We therefore need take no notice of the second or fraudulent note, but treat it as though it were not in the mortgage, even though the mortgage could be held valid as to either.

*216The evidence shows that the property was allowed to remain with the mortgagor and appellee for nearly a year, or until this replevin October 8, 1888, after the first note became due. The appellee was the owner of a farm and living on it in Du Page County, Ill., and the mares included in the mortgage were taken to his farm, there to be agisted and bred' and cared for by appellee; and besides this, the mortgage gave the mortgagor liberty by separate stipulation to take the mares anywhere he pleased, thus enabling him to get credit of persons on the security of the property who were in ignorance of the existence of any mortgage. One mare was taken to appellee’s farm in September, 1887, and the other August, 11, 1887, and the cart and “Peregrine” afterward. The price of breeding was $50 for each mare. The statute provides that “ any person shall have a lien upon the horses and carriages and harness kept by them for the proper charges due for the keeping thereof, and expenses bestowed thereon at the request of the owner or the person having the possession thereof.” Also: “ Agisters and persons beeping, yarding, feeding or pasturing domestic animals shall have a lien upon the animals agisted, kept, yarded or fed for the proper charges due,” etc. S. & C. Annotated Statutes, pages 15, 32, par. 49, 50.

It would appear from the above statute that the lien of appellee was valid both as against the mortgagor and the appellants, the assignees of the mortgage. And we may say, without such a statute the appellee would have a lien on the property in his hands and a right to retain the possession thereof until his debt against the mortgagor was paid. A mortgagee in this State must take possession of the mortgaged property the next day after the running of the days of the grace after note and mortgage matures, if there is nothing to prevent, and within a reasonable time at all events. Reed v. Eames, 19 Ill. 594; Atkins v. Byrnes, 71 Ill. 326. The appellants herein knew when they purchased the notes that nothing was due on the second note; that it was fictitious. The appellants can take no greater rights by their assignment as against appellee than the original mortgagee could have had in case she had retained the ownership of the notes.

*217The mortgage being fraudulent and past due at the time the most of appellee’s claim accrued, the appellants have no right to recover without paying his claim.
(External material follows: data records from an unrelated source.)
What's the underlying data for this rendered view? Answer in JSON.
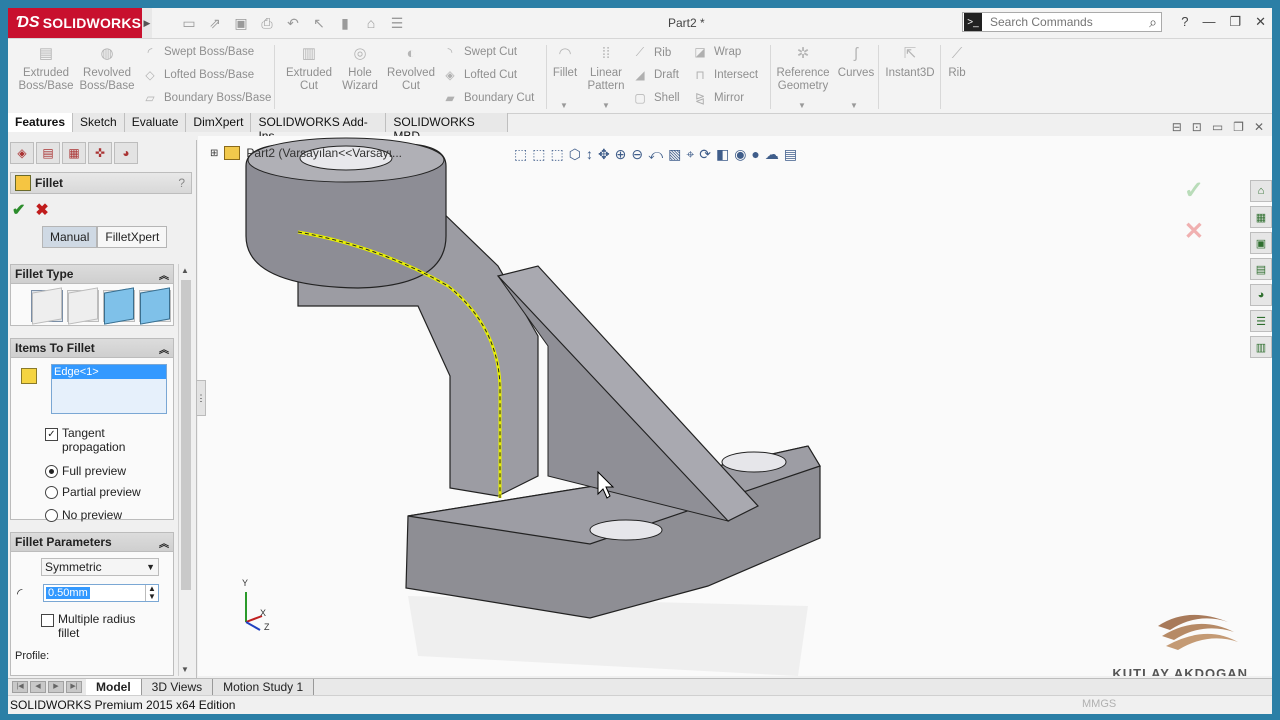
{
  "app": {
    "brand": "SOLIDWORKS",
    "document_title": "Part2 *",
    "search_placeholder": "Search Commands"
  },
  "ribbon": {
    "extruded_boss": "Extruded Boss/Base",
    "revolved_boss": "Revolved Boss/Base",
    "swept_boss": "Swept Boss/Base",
    "lofted_boss": "Lofted Boss/Base",
    "boundary_boss": "Boundary Boss/Base",
    "extruded_cut": "Extruded Cut",
    "hole_wizard": "Hole Wizard",
    "revolved_cut": "Revolved Cut",
    "swept_cut": "Swept Cut",
    "lofted_cut": "Lofted Cut",
    "boundary_cut": "Boundary Cut",
    "fillet": "Fillet",
    "linear_pattern": "Linear Pattern",
    "rib": "Rib",
    "draft": "Draft",
    "shell": "Shell",
    "wrap": "Wrap",
    "intersect": "Intersect",
    "mirror": "Mirror",
    "reference_geometry": "Reference Geometry",
    "curves": "Curves",
    "instant3d": "Instant3D",
    "rib2": "Rib"
  },
  "tabs": [
    "Features",
    "Sketch",
    "Evaluate",
    "DimXpert",
    "SOLIDWORKS Add-Ins",
    "SOLIDWORKS MBD"
  ],
  "property_manager": {
    "title": "Fillet",
    "help": "?",
    "mode_manual": "Manual",
    "mode_filletxpert": "FilletXpert",
    "fillet_type_header": "Fillet Type",
    "items_header": "Items To Fillet",
    "selected_item": "Edge<1>",
    "tangent_propagation": "Tangent propagation",
    "full_preview": "Full preview",
    "partial_preview": "Partial preview",
    "no_preview": "No preview",
    "params_header": "Fillet Parameters",
    "symmetric": "Symmetric",
    "radius": "0.50mm",
    "multiple_radius": "Multiple radius fillet",
    "profile": "Profile:"
  },
  "viewport": {
    "tree_label": "Part2  (Varsayılan<<Varsayı...",
    "triad_y": "Y",
    "triad_x": "X",
    "triad_z": "Z",
    "watermark": "KUTLAY AKDOGAN"
  },
  "bottom_tabs": [
    "Model",
    "3D Views",
    "Motion Study 1"
  ],
  "status": {
    "edition": "SOLIDWORKS Premium 2015 x64 Edition",
    "units": "MMGS"
  },
  "colors": {
    "brand_red": "#c8102e",
    "selection_blue": "#3399ff",
    "edge_highlight": "#e8f000",
    "part_gray": "#8e8e94"
  }
}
The appellants insist that the trial court lost jurisdiction on account of hearing a part of the evidence in Chicago. It appears that when the trial was entered upon at the March term, 1889, a jury, by agreement, was waived, and the cause partly heard, when the record shows, by stipulation of parties, the cause was continued and the remainder of the evidence was to be heard at chambers ; the remaining testimony was so heard at chambers, in Chicago, without objection, and, at the September term, 1889, of the Circuit Court, in Du Page county, the cause was again brought on for hearing, and plaintiff and defendant were present by their respective attorneys, as shown by the record, and the judgment recites that the evidence was heard in Chicago, by tlie stipulation as agreed, and thereupon the court rendered judgment. No objection was made to the court passing on the case on the evidence so heard or exception taken; and the bill of exceptions shows that all the evidence was heard on the trial of the case. That must have been at the time when judgment was rendered. If the evidence was taken in Chicago, it was so taken and preserved by the official reporters and then submitted to the court at the trial, as the bill of exceptions shows, and no objection or exception was taken or made to hearing the evidence so taken. Nor was any such ground assigned on motion for new trial.

It is too late to make any such objection here for the first time, even if it could be allowed, after the solemn stipulation of the parties. No question of jurisdiction can arise, as the cause was finally heard in open court.

Finding no error in the record, the judgment of the court below is affirmed.

Judgment affirmed.

Judge Upton, having tried the case in the court below, took no part in the hearing in this court.